Passion and Fury (Amore e Rabbia) is a 1969 Italian film, a cinematic treasure divided into five episodes, each directed by a European filmmaker: Bernardo Bertolucci, Jean-Luc Godard, Carlo Lizzani, Pier Paolo Pasolini, and Marco Bellocchio. Its interest lies in the fact that the filmmakers deliberately created a portrait of the cultural climate of that moment in history and how they grasped the subjective atmosphere within the capitalist structure of the time.
Watching it is like traveling back in time to understand how the filmmakers sought to reflect especially on the post-May 1968, the failure of student movements, and the capitulation of left-wing parties. It also shows how the seeds of what we are living 54 years later were sown.
The film opens with Carlo Lizzani’s episode “Indifference”, a kind of introduction that points to the main theme: capitalist subjectivity. It is set in the United States in a large city. The filmmaker represents the collective reaction of alienation and indifference to suffering in urban situations, such as a car accident or a rape. Timely. The imperialist war in Vietnam, just like the imperialist war in Palestine today, is the context.
Next, we have Bernardo Bertolucci’s thrilling episode “Agony”, which presents the Living Theater, a New York-based left-wing theater group that made history at the time. The actors reenact the last minutes of life of a Catholic bishop in an impressive way.
Then, we have Pier Paolo Pasolini’s “Paper Flower”, a scathing critique of the hippie movement and the slogan “peace and love”. Amidst images of the Vietnam War and the Nazi genocide, the film follows the alienation, superficiality, and childishness of a young Italian man as he walks through the streets of a city. Something that, today, we could associate with the useless role of identity-left and slogans like “love conquers hate”.
Goddard’s episode “Love” is pure irony and is also very current, as it refers to Palestine. A intellectual and petit-bourgeois couple watches a film about an impossible love story between a Israeli bourgeois woman and an Arab worker. In his metalinguistic and self-referential style, Godard criticizes European pseudo-left intellectualism.
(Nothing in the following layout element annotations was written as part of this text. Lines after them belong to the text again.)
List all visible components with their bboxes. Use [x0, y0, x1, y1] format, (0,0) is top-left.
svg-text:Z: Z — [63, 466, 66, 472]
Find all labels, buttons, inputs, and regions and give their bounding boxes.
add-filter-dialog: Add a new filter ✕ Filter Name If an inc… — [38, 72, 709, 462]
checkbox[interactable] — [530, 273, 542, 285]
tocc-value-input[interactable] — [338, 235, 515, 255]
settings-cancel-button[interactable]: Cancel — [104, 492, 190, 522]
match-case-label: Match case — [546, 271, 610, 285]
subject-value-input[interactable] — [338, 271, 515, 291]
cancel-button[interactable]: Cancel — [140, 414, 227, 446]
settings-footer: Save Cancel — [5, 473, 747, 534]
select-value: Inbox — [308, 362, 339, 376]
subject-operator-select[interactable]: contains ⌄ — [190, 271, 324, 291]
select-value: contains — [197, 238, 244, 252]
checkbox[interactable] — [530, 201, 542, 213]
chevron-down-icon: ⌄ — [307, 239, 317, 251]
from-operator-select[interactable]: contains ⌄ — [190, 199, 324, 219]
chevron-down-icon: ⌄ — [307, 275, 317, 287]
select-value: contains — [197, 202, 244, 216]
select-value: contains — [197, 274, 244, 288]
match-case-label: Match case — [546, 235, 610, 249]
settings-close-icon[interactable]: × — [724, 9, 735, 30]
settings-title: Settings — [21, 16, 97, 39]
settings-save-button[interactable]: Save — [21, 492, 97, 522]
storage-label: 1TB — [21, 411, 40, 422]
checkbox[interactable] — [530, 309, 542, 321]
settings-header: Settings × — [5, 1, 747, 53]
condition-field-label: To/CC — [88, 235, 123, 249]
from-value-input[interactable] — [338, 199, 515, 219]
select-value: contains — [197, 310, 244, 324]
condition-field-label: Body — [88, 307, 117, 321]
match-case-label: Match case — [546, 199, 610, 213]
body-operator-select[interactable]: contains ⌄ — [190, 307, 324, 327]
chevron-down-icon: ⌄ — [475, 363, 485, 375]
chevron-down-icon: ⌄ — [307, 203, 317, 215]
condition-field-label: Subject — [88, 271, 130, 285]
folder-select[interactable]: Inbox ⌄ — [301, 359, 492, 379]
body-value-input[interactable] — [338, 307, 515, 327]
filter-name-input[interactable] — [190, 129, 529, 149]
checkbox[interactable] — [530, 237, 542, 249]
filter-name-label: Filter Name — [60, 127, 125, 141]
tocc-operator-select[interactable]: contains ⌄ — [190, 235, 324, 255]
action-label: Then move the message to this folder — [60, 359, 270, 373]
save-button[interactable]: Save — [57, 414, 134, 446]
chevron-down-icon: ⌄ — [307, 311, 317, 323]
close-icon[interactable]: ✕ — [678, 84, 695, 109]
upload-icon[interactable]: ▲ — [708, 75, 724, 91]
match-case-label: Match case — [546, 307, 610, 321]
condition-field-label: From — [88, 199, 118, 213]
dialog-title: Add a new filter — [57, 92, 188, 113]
Finally, our epilogue is Marco Bellocchio’s film “Let’s Discuss, Let’s Discuss”. If the initial episode shows the problem, the film shows the inability to solve it. It is the staging of a Marxist debate in a university classroom in Italy. The students are the actors themselves, and the tone is farcical.
Bellocchio’s goal is to show the emptiness of the action of students who, as the film points out in a scene, are the children of the bourgeoisie. They discuss, discuss, but are unable to act due to their class condition. Obviously, the university itself, an instrument of the bourgeois state, is counter-revolutionary. Without the necessary conditions for the mobilization of the working class, there is nothing these students can actually do. It is, in the end, their own alienation.
The most absurd thing is to realize that, as they say, something that is bad can always get worse. The complexity of the episode lies in the fact that the dialogues are extremely sharp and coherent. Unfortunately, making a comparison, it is difficult to imagine current students, lost between theoretical books and post-structuralist identity, engaging in a debate as complex and Marxist as this.